In Trump’s case, the Senate’s anticipated decision will not erase the substantial evidence against him. Trump sent his personal attorney, Rudy Giuliani, to meddle in Ukraine, creating a foreign-policy back channel that was designed to aid his 2020 reelection bid by digging up damaging information about former Vice President Joe Biden, the leading Democratic candidate for president.
When Giuliani’s efforts came up short, and the sitting president of Ukraine lost in a landslide, Trump and his allies quickly moved to extort assistance from Ukraine’s new president, Volodymyr Zelensky, in order to improve his prospects in the 2020 election. While also raising a bogus conspiracy theory about Russian interference in the 2016 election, Trump asked Zelensky to investigate a company where Biden’s son served as a director. Trump-administration officials said in sworn testimony that Trump expressed no interest in the result of the investigation, but solely in the announcement—that is, the political benefit, not any fight against corruption.
In apparent violation of the law, Trump held up millions of dollars of military aid to Ukraine, desperately needed in its battle against Russia, that had been appropriated by Congress. The administration then sought to create retroactive justifications for the hold. The aid was eventually released after the hold became public, but Trump refused to cooperate with Congress, declining to allow testimony and holding back documents from the investigation. Meanwhile, Trump and Giuliani continue to try to extort foreign interference in the election.
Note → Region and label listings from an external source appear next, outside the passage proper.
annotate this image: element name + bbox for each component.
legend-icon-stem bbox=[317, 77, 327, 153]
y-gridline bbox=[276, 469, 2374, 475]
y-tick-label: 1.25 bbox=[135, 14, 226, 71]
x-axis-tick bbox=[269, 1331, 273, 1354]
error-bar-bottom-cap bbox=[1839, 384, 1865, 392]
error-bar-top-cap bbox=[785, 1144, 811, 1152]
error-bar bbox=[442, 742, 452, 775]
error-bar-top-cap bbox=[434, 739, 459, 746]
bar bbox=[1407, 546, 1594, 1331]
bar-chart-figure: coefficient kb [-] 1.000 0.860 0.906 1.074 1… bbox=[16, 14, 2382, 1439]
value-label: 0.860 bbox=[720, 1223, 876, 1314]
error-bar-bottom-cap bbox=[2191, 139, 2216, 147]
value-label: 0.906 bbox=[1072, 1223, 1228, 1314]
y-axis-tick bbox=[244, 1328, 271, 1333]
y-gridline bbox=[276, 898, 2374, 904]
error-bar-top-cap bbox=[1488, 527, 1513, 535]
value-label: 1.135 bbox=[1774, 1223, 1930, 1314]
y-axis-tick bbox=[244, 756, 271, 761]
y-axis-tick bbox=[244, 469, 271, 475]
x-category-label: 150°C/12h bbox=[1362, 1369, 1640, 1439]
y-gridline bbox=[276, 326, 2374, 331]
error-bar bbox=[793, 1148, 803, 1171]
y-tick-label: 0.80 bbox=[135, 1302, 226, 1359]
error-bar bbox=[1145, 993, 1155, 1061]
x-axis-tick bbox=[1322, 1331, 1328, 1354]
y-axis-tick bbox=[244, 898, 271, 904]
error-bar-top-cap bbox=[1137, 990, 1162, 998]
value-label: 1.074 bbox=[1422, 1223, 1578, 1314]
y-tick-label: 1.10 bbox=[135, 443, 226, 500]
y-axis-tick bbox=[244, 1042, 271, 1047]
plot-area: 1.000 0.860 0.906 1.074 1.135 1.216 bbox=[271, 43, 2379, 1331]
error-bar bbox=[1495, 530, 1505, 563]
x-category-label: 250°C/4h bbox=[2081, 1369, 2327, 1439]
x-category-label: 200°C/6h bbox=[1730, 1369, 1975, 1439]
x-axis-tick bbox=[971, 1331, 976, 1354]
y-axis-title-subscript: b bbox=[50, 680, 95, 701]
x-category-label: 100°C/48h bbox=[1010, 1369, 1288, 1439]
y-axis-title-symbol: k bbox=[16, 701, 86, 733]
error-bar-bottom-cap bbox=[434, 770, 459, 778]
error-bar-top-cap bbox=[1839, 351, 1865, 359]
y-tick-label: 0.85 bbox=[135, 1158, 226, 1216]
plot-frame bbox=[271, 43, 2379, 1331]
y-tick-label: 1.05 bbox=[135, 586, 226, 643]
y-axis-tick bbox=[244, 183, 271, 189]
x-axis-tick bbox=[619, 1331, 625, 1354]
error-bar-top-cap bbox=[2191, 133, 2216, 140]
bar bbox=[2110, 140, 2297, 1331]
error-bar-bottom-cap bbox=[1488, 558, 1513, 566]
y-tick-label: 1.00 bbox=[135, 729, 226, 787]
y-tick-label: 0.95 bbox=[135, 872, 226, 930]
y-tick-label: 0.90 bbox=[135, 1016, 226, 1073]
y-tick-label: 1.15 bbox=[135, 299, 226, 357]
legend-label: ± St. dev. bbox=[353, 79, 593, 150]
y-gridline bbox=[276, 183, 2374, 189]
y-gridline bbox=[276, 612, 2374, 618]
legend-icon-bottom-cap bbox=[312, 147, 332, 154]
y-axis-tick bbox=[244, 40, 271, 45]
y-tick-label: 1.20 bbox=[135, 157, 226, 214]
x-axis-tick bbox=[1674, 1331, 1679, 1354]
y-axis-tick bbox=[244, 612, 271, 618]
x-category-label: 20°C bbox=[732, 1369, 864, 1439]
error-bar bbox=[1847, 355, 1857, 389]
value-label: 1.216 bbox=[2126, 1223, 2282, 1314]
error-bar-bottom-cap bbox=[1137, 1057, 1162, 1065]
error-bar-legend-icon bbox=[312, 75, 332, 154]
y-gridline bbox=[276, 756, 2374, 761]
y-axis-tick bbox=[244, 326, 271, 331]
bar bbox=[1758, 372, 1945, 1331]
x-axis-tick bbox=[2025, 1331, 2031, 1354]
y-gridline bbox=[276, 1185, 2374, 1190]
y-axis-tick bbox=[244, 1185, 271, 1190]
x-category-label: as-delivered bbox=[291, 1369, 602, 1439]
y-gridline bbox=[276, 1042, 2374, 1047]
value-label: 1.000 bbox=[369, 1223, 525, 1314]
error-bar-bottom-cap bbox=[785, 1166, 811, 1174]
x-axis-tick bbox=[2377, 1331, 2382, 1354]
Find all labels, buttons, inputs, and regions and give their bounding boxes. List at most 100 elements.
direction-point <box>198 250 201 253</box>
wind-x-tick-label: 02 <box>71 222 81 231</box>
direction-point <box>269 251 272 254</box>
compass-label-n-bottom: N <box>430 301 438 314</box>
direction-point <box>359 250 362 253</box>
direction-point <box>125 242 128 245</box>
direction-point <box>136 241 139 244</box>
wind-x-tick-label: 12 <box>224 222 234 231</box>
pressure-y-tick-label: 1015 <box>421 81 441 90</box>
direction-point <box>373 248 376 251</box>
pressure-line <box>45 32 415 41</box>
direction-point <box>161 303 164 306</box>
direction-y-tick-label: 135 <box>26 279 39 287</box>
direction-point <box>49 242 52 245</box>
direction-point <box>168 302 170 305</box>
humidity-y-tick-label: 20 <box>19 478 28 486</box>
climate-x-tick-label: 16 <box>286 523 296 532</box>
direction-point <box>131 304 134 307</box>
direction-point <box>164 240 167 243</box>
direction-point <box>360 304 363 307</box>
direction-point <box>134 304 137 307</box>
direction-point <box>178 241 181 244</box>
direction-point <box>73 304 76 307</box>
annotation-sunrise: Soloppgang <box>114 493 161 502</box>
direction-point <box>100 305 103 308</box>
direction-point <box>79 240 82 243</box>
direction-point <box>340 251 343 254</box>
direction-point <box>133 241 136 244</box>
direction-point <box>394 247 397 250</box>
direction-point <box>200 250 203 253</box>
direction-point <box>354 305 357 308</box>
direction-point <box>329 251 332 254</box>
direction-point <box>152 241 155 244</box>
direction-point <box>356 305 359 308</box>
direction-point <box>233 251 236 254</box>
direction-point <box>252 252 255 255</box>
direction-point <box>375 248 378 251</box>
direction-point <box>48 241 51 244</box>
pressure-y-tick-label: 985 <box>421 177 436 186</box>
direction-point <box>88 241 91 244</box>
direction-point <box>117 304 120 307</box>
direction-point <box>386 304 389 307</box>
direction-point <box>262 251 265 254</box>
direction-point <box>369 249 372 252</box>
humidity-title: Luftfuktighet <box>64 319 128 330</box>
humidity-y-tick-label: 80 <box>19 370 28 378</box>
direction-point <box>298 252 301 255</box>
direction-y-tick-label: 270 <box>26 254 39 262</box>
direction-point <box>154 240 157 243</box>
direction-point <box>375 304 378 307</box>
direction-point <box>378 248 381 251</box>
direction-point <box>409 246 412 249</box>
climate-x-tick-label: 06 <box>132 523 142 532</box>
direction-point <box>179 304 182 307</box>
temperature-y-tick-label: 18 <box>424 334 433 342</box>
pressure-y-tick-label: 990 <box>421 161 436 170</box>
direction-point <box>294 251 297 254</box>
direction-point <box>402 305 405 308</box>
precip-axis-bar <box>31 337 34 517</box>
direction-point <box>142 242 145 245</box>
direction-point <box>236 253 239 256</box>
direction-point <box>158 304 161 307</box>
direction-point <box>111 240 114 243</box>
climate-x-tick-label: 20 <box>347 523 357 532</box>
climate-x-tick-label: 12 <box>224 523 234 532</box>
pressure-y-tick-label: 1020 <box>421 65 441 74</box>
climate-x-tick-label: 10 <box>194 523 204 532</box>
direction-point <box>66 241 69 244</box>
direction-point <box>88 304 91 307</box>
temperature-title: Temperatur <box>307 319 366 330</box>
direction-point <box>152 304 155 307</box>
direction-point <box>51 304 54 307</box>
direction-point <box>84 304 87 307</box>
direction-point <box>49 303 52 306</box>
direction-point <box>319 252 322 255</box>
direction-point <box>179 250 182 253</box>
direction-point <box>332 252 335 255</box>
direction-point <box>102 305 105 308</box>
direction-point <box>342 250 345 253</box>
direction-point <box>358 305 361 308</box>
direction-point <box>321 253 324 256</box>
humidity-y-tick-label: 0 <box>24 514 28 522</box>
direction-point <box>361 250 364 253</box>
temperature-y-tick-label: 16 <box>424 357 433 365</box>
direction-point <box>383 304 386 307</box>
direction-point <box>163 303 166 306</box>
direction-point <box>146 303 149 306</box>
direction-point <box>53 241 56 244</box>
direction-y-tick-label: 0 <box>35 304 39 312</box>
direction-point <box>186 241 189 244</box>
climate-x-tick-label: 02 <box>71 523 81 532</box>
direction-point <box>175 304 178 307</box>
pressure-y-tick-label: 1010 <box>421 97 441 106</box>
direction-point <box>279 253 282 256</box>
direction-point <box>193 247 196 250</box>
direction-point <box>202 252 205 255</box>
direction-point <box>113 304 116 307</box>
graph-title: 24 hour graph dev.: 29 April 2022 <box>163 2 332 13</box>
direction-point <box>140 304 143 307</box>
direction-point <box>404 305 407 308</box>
Few, if any, of these facts are seriously in question. Trump and many Republicans have argued that Trump was within his authority to do what he did, but that doesn’t dispute the basic fact that the president extorted foreign election interference for his own personal political benefit, using government funds. And as the Clinton example shows, even an impeachment process that the president’s defenders deride as a partisan witch hunt stains a presidency.
Trump may manage to distinguish himself even among presidents who were impeached or nearly impeached. The scale and brazenness of his scheme mean that his name is likely to replace Nixon’s as a byword for corruption and abuse of political power. It also gives Trump a shot at joining other presidents who were not impeached, such as Warren G. Harding and George W. Bush, but are among the residents of the White House with the worst records in office.
At historic moments like this one, it’s common to hear portentous statements about history rendering a verdict. This is a puerile, anthropomorphizing notion of history, which has no agency. History does not remember; people do. The verdict of history is simply the people’s view of a person’s reputation, and reputation is the same as brand. No president has ever understood the power and mystique of brand as keenly as Donald Trump, which means he is acutely able to grasp the blow to his reputation that the House is striking today.